L’équité commande de les condamner solidairement à payer à la SCI LE SCARABEE une indemnité de procédure de 1000 € sur le fondement des dispositions de l’article 700 du code de procédure civile au titre des frais non compris dans les dépens lesquels seront mis à leur charge.
Il convient de rappeler que l’exécution provisoire de la décision est de droit.
PAR CES MOTIFS
Le juge des contentieux de la protection du tribunal judiciaire de Bordeaux statuant en référé par ordonnance réputé contradictoire mise à disposition au greffe et en premier ressort.
Déclare l’action de SCI LE SCARABEE régulière, recevable et fondée.

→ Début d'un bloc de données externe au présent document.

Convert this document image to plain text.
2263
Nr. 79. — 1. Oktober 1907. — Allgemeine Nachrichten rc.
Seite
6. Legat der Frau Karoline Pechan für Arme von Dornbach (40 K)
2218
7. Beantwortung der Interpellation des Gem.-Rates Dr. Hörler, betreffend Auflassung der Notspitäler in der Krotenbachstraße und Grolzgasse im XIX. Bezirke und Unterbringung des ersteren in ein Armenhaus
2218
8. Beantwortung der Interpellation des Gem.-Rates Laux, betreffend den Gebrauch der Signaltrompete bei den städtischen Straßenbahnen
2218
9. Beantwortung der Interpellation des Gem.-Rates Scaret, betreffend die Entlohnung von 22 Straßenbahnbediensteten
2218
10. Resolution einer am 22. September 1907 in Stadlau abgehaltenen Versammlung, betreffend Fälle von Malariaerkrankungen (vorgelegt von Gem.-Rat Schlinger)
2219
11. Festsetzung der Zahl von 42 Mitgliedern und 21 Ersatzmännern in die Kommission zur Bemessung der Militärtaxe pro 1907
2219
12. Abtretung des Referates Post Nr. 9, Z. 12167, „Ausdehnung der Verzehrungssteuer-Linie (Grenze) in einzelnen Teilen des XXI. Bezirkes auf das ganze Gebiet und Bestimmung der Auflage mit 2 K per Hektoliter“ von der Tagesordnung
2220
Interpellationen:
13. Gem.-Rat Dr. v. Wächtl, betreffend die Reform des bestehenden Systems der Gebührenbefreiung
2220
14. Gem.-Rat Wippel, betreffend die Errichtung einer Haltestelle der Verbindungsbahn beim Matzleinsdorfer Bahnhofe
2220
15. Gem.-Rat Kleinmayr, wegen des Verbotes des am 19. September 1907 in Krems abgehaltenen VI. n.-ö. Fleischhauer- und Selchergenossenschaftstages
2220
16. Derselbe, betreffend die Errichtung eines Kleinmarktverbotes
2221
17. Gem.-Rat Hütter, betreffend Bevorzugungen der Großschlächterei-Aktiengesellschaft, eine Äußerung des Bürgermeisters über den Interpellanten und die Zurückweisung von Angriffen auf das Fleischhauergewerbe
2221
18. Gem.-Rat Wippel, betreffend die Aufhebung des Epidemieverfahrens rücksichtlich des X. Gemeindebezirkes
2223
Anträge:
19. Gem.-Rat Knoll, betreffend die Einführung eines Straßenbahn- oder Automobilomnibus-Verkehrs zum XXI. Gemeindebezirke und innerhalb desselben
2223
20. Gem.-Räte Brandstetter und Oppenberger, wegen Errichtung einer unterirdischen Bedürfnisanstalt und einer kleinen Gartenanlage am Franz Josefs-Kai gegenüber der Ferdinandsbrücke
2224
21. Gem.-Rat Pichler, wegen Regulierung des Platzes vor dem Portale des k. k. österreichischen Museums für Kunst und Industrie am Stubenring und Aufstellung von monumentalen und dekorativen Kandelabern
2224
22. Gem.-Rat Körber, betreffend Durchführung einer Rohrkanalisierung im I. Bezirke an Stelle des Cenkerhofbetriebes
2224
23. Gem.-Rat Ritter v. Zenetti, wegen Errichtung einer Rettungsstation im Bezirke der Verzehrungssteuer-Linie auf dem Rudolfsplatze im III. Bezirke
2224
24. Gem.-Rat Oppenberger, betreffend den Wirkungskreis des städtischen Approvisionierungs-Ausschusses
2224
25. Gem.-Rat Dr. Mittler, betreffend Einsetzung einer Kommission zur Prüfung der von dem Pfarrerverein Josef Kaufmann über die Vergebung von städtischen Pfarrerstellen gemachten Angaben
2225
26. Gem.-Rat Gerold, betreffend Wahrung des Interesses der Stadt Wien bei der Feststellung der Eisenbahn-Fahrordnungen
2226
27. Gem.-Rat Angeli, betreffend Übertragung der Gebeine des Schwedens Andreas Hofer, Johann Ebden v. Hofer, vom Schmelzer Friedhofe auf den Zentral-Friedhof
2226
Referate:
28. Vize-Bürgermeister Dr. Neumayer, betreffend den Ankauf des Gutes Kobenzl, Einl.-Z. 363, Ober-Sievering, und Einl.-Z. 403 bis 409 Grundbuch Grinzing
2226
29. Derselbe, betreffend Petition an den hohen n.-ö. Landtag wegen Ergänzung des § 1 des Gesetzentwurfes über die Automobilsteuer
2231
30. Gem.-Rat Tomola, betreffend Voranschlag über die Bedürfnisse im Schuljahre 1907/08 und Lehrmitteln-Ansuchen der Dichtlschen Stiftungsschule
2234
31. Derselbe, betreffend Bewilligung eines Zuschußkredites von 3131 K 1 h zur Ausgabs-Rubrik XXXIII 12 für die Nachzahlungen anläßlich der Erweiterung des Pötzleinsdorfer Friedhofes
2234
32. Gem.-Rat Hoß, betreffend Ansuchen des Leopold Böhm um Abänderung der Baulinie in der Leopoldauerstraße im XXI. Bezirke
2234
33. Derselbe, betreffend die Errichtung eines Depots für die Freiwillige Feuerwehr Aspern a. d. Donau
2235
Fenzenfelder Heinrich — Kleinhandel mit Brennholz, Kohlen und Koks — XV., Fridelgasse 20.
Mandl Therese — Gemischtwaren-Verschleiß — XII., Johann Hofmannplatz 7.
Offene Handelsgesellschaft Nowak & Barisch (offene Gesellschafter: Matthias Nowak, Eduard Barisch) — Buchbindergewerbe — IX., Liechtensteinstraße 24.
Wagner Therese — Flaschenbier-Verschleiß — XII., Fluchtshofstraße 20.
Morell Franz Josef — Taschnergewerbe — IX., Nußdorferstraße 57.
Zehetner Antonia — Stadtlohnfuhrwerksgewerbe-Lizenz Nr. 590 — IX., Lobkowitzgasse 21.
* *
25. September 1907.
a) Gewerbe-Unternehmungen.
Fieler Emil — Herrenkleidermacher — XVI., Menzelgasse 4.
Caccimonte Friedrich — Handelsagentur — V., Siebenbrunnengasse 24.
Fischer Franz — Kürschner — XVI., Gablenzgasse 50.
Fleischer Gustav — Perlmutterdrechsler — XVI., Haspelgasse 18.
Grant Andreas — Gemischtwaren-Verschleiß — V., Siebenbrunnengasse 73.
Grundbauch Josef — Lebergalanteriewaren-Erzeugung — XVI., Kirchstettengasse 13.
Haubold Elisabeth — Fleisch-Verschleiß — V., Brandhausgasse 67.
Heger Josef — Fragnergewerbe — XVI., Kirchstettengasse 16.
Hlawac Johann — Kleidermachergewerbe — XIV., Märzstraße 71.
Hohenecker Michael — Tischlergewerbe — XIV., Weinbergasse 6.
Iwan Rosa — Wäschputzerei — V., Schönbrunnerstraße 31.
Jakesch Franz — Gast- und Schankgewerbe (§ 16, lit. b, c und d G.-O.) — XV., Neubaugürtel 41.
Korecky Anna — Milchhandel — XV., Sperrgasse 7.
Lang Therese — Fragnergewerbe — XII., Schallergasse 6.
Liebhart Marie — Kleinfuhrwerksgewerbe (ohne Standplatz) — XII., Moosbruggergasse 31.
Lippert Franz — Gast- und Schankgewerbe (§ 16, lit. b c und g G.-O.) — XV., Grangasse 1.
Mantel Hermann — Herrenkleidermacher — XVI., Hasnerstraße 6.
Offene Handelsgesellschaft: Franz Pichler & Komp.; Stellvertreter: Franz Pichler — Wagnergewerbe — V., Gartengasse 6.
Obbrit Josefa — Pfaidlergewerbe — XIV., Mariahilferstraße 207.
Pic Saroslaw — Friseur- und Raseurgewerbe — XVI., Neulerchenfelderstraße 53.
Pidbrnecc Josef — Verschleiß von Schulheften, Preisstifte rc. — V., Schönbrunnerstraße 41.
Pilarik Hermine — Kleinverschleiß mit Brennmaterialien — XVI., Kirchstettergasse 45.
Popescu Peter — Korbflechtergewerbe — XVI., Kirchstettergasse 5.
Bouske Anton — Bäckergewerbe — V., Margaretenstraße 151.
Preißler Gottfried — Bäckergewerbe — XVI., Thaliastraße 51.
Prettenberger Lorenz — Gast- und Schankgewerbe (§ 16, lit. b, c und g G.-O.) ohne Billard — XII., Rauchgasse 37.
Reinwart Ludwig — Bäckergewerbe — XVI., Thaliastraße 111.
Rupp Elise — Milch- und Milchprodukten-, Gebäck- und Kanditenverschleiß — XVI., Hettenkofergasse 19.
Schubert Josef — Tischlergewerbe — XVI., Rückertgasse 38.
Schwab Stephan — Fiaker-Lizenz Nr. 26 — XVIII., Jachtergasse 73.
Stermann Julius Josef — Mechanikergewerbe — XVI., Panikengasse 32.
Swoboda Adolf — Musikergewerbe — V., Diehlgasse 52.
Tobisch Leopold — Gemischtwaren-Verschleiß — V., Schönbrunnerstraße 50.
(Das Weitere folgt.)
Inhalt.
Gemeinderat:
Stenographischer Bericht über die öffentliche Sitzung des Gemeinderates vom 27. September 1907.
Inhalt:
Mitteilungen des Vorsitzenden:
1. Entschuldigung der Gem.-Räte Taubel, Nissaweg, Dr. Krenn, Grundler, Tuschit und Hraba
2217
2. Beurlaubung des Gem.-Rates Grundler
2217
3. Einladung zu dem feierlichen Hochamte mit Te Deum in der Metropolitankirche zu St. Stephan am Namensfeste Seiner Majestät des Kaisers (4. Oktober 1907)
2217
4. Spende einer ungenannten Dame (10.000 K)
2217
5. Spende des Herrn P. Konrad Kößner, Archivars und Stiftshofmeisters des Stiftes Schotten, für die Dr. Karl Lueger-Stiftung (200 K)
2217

Constate à la date du 8 août 2024 la résiliation du bail en vertu de la clause résolutoire du logement situé au au [Adresse 3] .
Condamne solidairement Monsieur [X] [F] et Madame [N] [Z] à payer à la SCI LE SCARABEE en deniers ou quittance valable la somme de 21 000 euros sauf à parfaire.
Dit qu’à défaut d’avoir libéré volontairement les lieux, il sera procédé à leur expulsion ainsi que celle de tous occupants de leur chef avec si besoin est le concours de la force publique et d’un serrurier deux mois après la délivrance commandement de quitter les lieux conformément dispositions des articles L 411–1 et L412–1 du code des procédures civiles d’exécution.
Ordonne en tant que de besoin l’enlèvement et le dépôt des meubles et objets mobiliers garnissant les lieux loués en un lieu approprié, aux frais, risques et périls des défendeurs.
Dit que dans ce cas il sera dû solidairement une indemnité d’occupation égale au montant du loyer révisable selon les dispositions contractuelles et de la provision sur charges augmentée de la régularisation au titre des charges dûment justifiées à compter de la date de résiliation du bail jusqu’à la libération effective des lieux.
Les condamne solidairement en tant que de besoin au paiment de ces sommes.
Condamne solidairement Monsieur [X] [F] et Madame [N] [Z] à payer à la SCI LE SCARABEE une indemnité de procédure de 1000 € sur le fondement des dispositions de l’article 700 du code de procédure civile.
Les condamne également solidairement à payer les dépens de l’instance.
Rappelle que la présente décision est exécutoire de droit à titre provisoire.
Ainsi jugé et prononcé, les jour, mois et an susdits.